Recuerdo que esa columna, que en mi auto de esa época elogié ante García Montero, era sobre el Parque del Retiro, los paseos que de niña o adolescente hizo Almudena por los confines de ese bosque repleto de maravillas en medio de la gran metrópoli. La memoria, definitiva, de una ciudad que constantemente se transforma para no perder su esencial madroño original, mientras nuestras vidas frágiles siguen su curso hacia el olvido. No he vuelto a encontrar ese texto y han tenido que pasar algunos años para comprender, en alguna medida, la dimensión arrasadora del amor que le tenemos a ciertas ciudades, aquellas que son el escenario de nuestras derrotas y nuestra melancolía, y que, por tanto, nos constituyen, nos reafirman en el mundo. Y recorriendo el Quito de mi infancia, meses atrás, recordé a Almudena Grandes y pensé en Madrid y en el amor y la alegría que para siempre se quedan en ciertas calles, en ciertas esquinas, en ciertos lugares queridos.

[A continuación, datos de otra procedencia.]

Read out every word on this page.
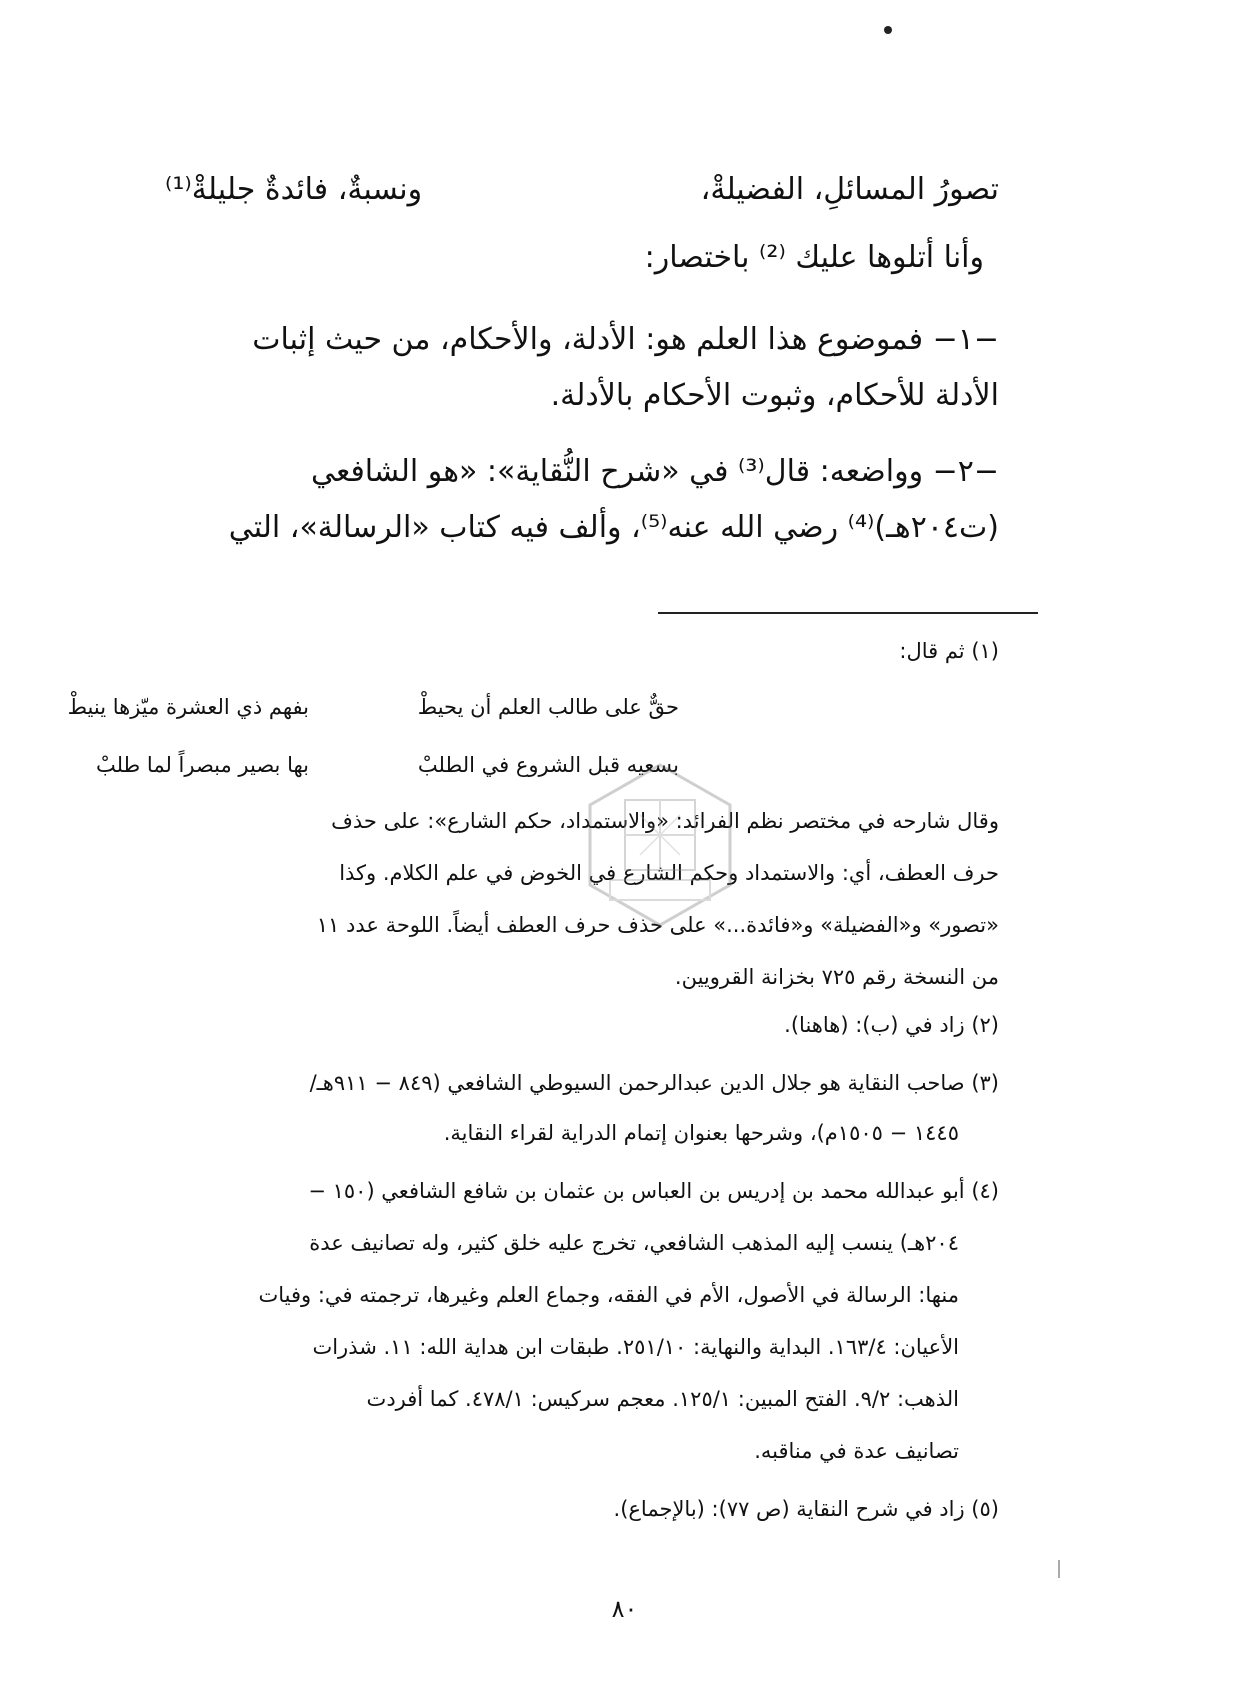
تصورُ المسائلِ، الفضيلةْ،
ونسبةٌ، فائدةٌ جليلةْ⁽¹⁾
وأنا أتلوها عليك ⁽²⁾ باختصار:
−١− فموضوع هذا العلم هو: الأدلة، والأحكام، من حيث إثبات
الأدلة للأحكام، وثبوت الأحكام بالأدلة.
−٢− وواضعه: قال⁽³⁾ في «شرح النُّقاية»: «هو الشافعي
(ت٢٠٤هـ)⁽⁴⁾ رضي الله عنه⁽⁵⁾، وألف فيه كتاب «الرسالة»، التي
(١) ثم قال:
حقٌّ على طالب العلم أن يحيطْ
بفهم ذي العشرة ميّزها ينيطْ
بسعيه قبل الشروع في الطلبْ
بها بصير مبصراً لما طلبْ
وقال شارحه في مختصر نظم الفرائد: «والاستمداد، حكم الشارع»: على حذف
حرف العطف، أي: والاستمداد وحكم الشارع في الخوض في علم الكلام. وكذا
«تصور» و«الفضيلة» و«فائدة...» على حذف حرف العطف أيضاً. اللوحة عدد ١١
من النسخة رقم ٧٢٥ بخزانة القرويين.
(٢) زاد في (ب): (هاهنا).
(٣) صاحب النقاية هو جلال الدين عبدالرحمن السيوطي الشافعي (٨٤٩ − ٩١١هـ/
١٤٤٥ − ١٥٠٥م)، وشرحها بعنوان إتمام الدراية لقراء النقاية.
(٤) أبو عبدالله محمد بن إدريس بن العباس بن عثمان بن شافع الشافعي (١٥٠ −
٢٠٤هـ) ينسب إليه المذهب الشافعي، تخرج عليه خلق كثير، وله تصانيف عدة
منها: الرسالة في الأصول، الأم في الفقه، وجماع العلم وغيرها، ترجمته في: وفيات
الأعيان: ١٦٣/٤. البداية والنهاية: ٢٥١/١٠. طبقات ابن هداية الله: ١١. شذرات
الذهب: ٩/٢. الفتح المبين: ١٢٥/١. معجم سركيس: ٤٧٨/١. كما أفردت
تصانيف عدة في مناقبه.
(٥) زاد في شرح النقاية (ص ٧٧): (بالإجماع).
٨٠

Había pensado en rendirle un homenaje a la vida prolífica de Almudena Grandes (1960-2021) hablando del erotismo en Las edades de Lulú y su evocación de la época del destape, su narrativa exploratoria en torno a las complejidades de la Guerra Civil Española, su feminismo lúcido, su compromiso con el estudio de una literatura que resistió al fascismo y que encarnó el más puro sentido de la memoria histórica, pero no, no he hecho eso. Esta columna me salió desde los afectos, porque los escritores queridos son amigos, nos acompañan en las desventuras de la vida, y su muerte duele harto. Por eso he vuelto a leer, con toda la alegría y toda la tristeza, la antología Almudena (El Ángel Editor, 2015), de García Montero, para acompañarlo un poco en su luto, que hoy es el luto de una lengua entera, de una literatura, de una memoria que gracias a ella no se apagará así de fácil. (O)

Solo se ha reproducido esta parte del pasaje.